Obituary: remembering professor Arkadiusz Kozubek (1947–2016)
Professor Arkadiusz Kozubek, a talented, creative biochemist and membrane biologist working on plant phenolic lipids (mostly alkyl resorcinols and liposomes), best known for his many contributions to developing methods in phenolic lipids analysis and their effect on animal organisms, sadly passed away on 20 May, 2016, at the age of 69. His loss will be deeply felt by the research community that benefitted profoundly from his work over the past four decades, and from their rewarding personal interactions with him over his career. Professor Kozubek was among three of the founding editors of Cellular and Molecular Biology Letters, who established the journal in 1996. Apart from working on the daily editorial issues, he was also responsible mainly for the graphics of the first generation of the journal (1996–2005) and for the contacts databases. Arkadiusz Kozubek finished his Master’s education and his Ph.D. in biochemistry from the University of Wrocław in 1975 and he worked here for most of his life. In the late seventies and early eighties he made several post-doctoral stays at the University of Utrecht where he worked with Professors Ben de Krujif, H. de Gier and R. Demel. In 1985 he spent a year in Delaware working with Prof. M. K. Jain. In the early nineties he co-worked with Prof. J. Tyman in London. Almost all his professional life was connected with work on phenolic lipids. This, we believe, is the field he really loved. He published more than 100 papers throughout his career and he participated in several conferences in which he was invited to lecture. His other field of interest was the use of liposomes as drug carriers. He and his younger colleagues patented several formulations and methods in this area. He organized several conferences on liposomal drug carriers which were all very successful.

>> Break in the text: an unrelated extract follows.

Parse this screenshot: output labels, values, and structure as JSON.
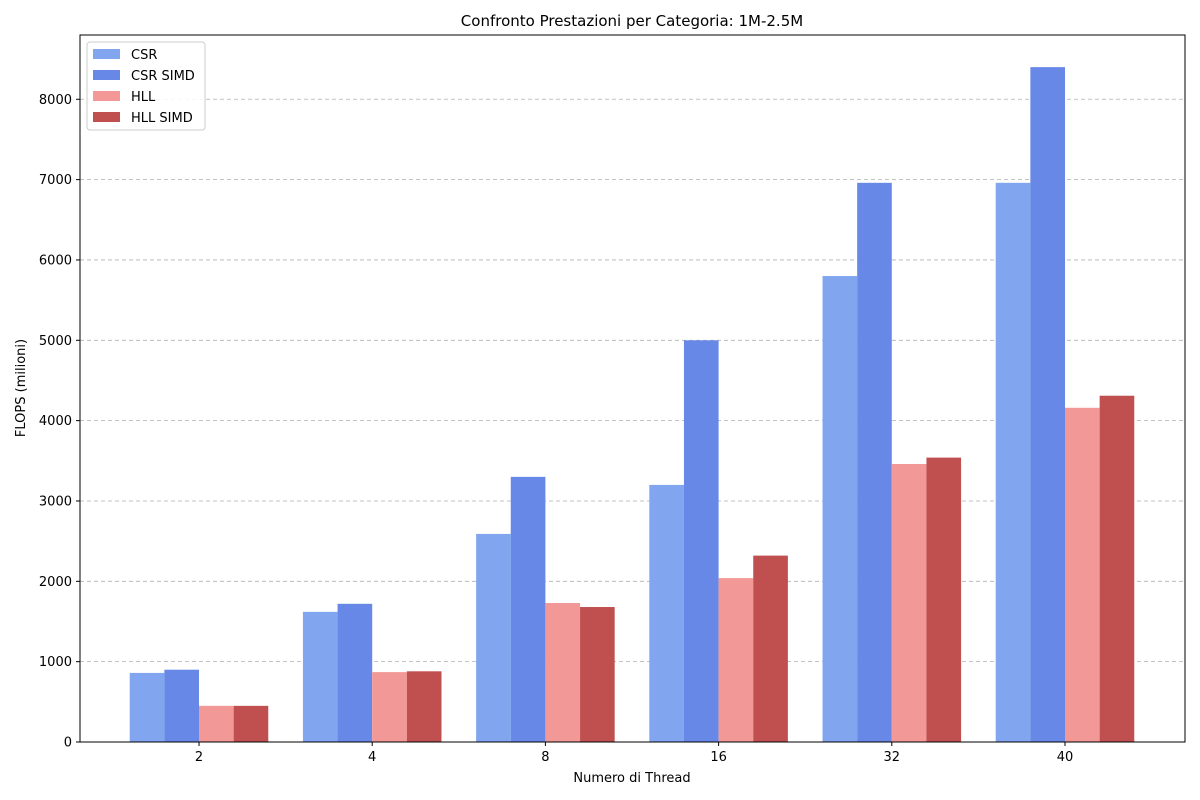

Arek was a great teacher. Many students performed their Master theses under his expert care and guidance, and 15 successfully finished their Ph.D. thesis under his supervision. Three senior scientists, who were his former Ph.D. graduates, are now appointed at the University of Wrocław, one being his scientific successor and head of his former Department. Many of his former students and collaborators now work in industry and academic research laboratories across Europe and the USA.
Arek was for several years a deputy director of the Institute of Biochemistry and was the director of this Institute for a period of six years. He was an extremely efficient and well-organized administrator, having still time for science and being keen to learn about the latest developments in science. Apart from that he was manually gifted, able to fix all the equipment in the lab, ranging from computers to the simpler equipment such as vacuum pumps to the more complex equipment such as the Nima balance, that were so important to his research. Most of the small and close scientific community that he worked with will remember him for this personal, knowledgeable and hands-on approach to everything that he did.